Many young gay people say they are reluctant to report hate crimes to Victoria Police for fear of further discrimination, new research shows.

The report, commissioned by Victoria Police, revealed that young people feared they would be outed or not taken seriously, or that reporting crimes would not achieve anything, ABC News has reported.

While almost 95 per cent of young gay people surveyed had been victims of hate crimes, only around 10 per cent of the crimes had been reported.

Only 42 per cent of the people surveyed said they trusted police.

Poor levels of trust have led to under-reporting of hate crimes.

“Their levels of trust were still only about 50 per cent, many of them either because they had bad past experiences or because they had just had absorbed that suspicion that a lot of LGBTI people have of police historically,” said Liam Leonard, lead author of the report.

Leading senior constable and LGBTI liaison officer Gabby Tyacke said particular challenges to trust existed for trans and gender diverse young people.

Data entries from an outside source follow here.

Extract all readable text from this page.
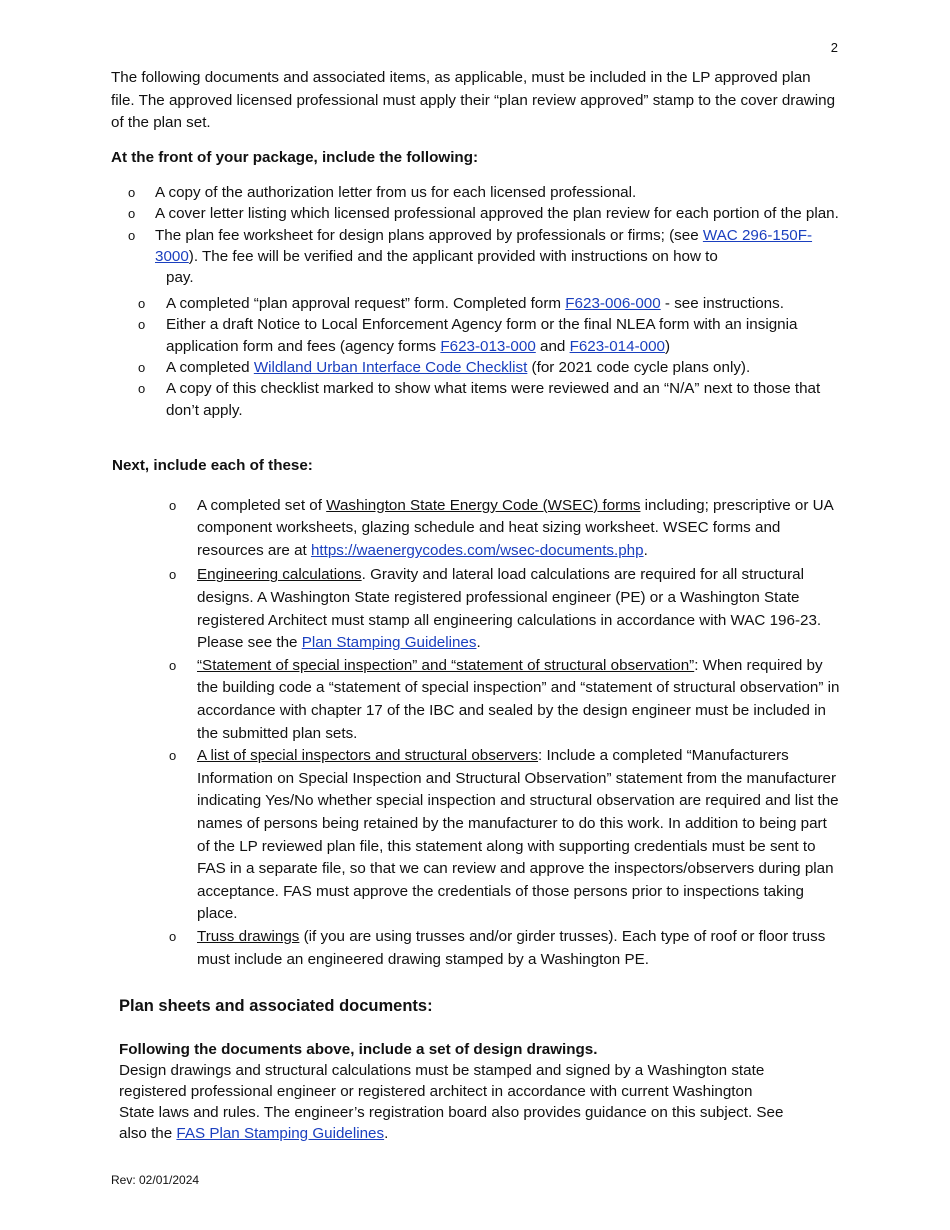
2

The following documents and associated items, as applicable, must be included in the LP approved plan file. The approved licensed professional must apply their “plan review approved” stamp to the cover drawing of the plan set.

At the front of your package, include the following:

o A copy of the authorization letter from us for each licensed professional.
o A cover letter listing which licensed professional approved the plan review for each portion of the plan.
o The plan fee worksheet for design plans approved by professionals or firms; (see WAC 296-150F-3000). The fee will be verified and the applicant provided with instructions on how to
pay.
o A completed “plan approval request” form. Completed form F623-006-000 - see instructions.
o Either a draft Notice to Local Enforcement Agency form or the final NLEA form with an insignia application form and fees (agency forms F623-013-000 and F623-014-000)
o A completed Wildland Urban Interface Code Checklist (for 2021 code cycle plans only).
o A copy of this checklist marked to show what items were reviewed and an “N/A” next to those that don’t apply.

Next, include each of these:

o A completed set of Washington State Energy Code (WSEC) forms including; prescriptive or UA component worksheets, glazing schedule and heat sizing worksheet. WSEC forms and resources are at https://waenergycodes.com/wsec-documents.php.
o Engineering calculations. Gravity and lateral load calculations are required for all structural designs. A Washington State registered professional engineer (PE) or a Washington State registered Architect must stamp all engineering calculations in accordance with WAC 196-23. Please see the Plan Stamping Guidelines.
o “Statement of special inspection” and “statement of structural observation”: When required by the building code a “statement of special inspection” and “statement of structural observation” in accordance with chapter 17 of the IBC and sealed by the design engineer must be included in the submitted plan sets.
o A list of special inspectors and structural observers: Include a completed “Manufacturers Information on Special Inspection and Structural Observation” statement from the manufacturer indicating Yes/No whether special inspection and structural observation are required and list the names of persons being retained by the manufacturer to do this work. In addition to being part of the LP reviewed plan file, this statement along with supporting credentials must be sent to FAS in a separate file, so that we can review and approve the inspectors/observers during plan acceptance. FAS must approve the credentials of those persons prior to inspections taking place.
o Truss drawings (if you are using trusses and/or girder trusses). Each type of roof or floor truss must include an engineered drawing stamped by a Washington PE.

Plan sheets and associated documents:

Following the documents above, include a set of design drawings.

Design drawings and structural calculations must be stamped and signed by a Washington state registered professional engineer or registered architect in accordance with current Washington State laws and rules. The engineer’s registration board also provides guidance on this subject. See also the FAS Plan Stamping Guidelines.

Rev: 02/01/2024
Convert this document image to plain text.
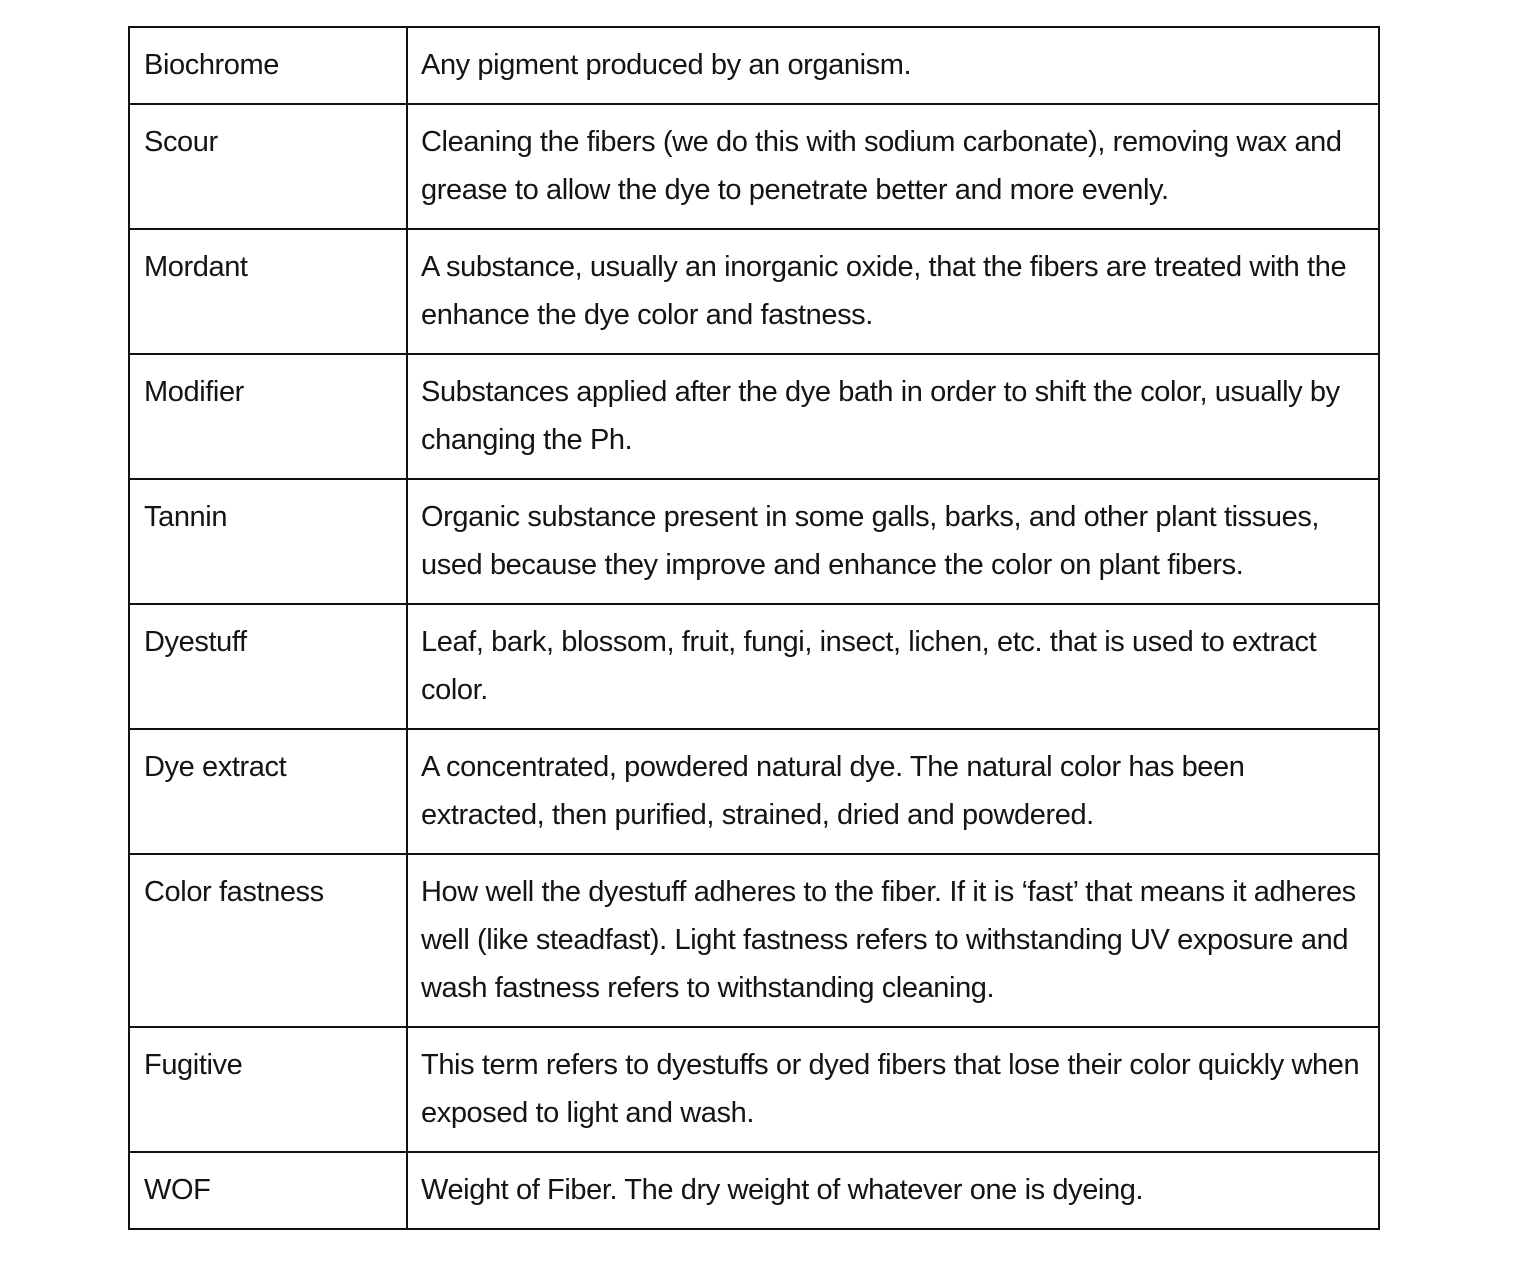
Biochrome	Any pigment produced by an organism.
Scour	Cleaning the fibers (we do this with sodium carbonate), removing wax and grease to allow the dye to penetrate better and more evenly.
Mordant	A substance, usually an inorganic oxide, that the fibers are treated with the enhance the dye color and fastness.
Modifier	Substances applied after the dye bath in order to shift the color, usually by changing the Ph.
Tannin	Organic substance present in some galls, barks, and other plant tissues, used because they improve and enhance the color on plant fibers.
Dyestuff	Leaf, bark, blossom, fruit, fungi, insect, lichen, etc. that is used to extract color.
Dye extract	A concentrated, powdered natural dye. The natural color has been extracted, then purified, strained, dried and powdered.
Color fastness	How well the dyestuff adheres to the fiber. If it is ‘fast’ that means it adheres well (like steadfast). Light fastness refers to withstanding UV exposure and wash fastness refers to withstanding cleaning.
Fugitive	This term refers to dyestuffs or dyed fibers that lose their color quickly when exposed to light and wash.
WOF	Weight of Fiber. The dry weight of whatever one is dyeing.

“Currently where being gender diverse is much more common, people are finding it a bit harder to approach police because they’re just concerned about being misgendered,” she said.

“A lot of the time it happens because of a mistake, people who are speaking to young people are looking at them and identifying them as one gender, where that young person might identify as a different gender.

“If you misgender someone, they immediately shut down and don’t want to talk to you and don’t want your help anymore.”

Victoria Police have already committed to improvement and cultural change after the report was released yesterday.

Recommendations from the research include diversity training, better police presence at LGBTI events, and urgent review of Victoria Police’s programs and policies.

Police have also been advised to consider new alternatives for reporting crimes, such as anonymous online reporting, given many young people’s discomfort with dealing with police.

Leonard said cultural change, beginning with senior members of the force, is crucial.

“Without really senior leadership, whether it’s the local station or it’s the central office, LGBTI issues really won’t be taken up, and that’s true of any organisation,” he said.

“Police have had historically a very bad relationship with the LGBTI community, they’ve been seen as one of the institutions that perhaps have actually enacted discriminatory practices.

“That’s been changing for 10, 15, 20 years and I say this report is part of an ongoing change in making Victoria Police much more open.”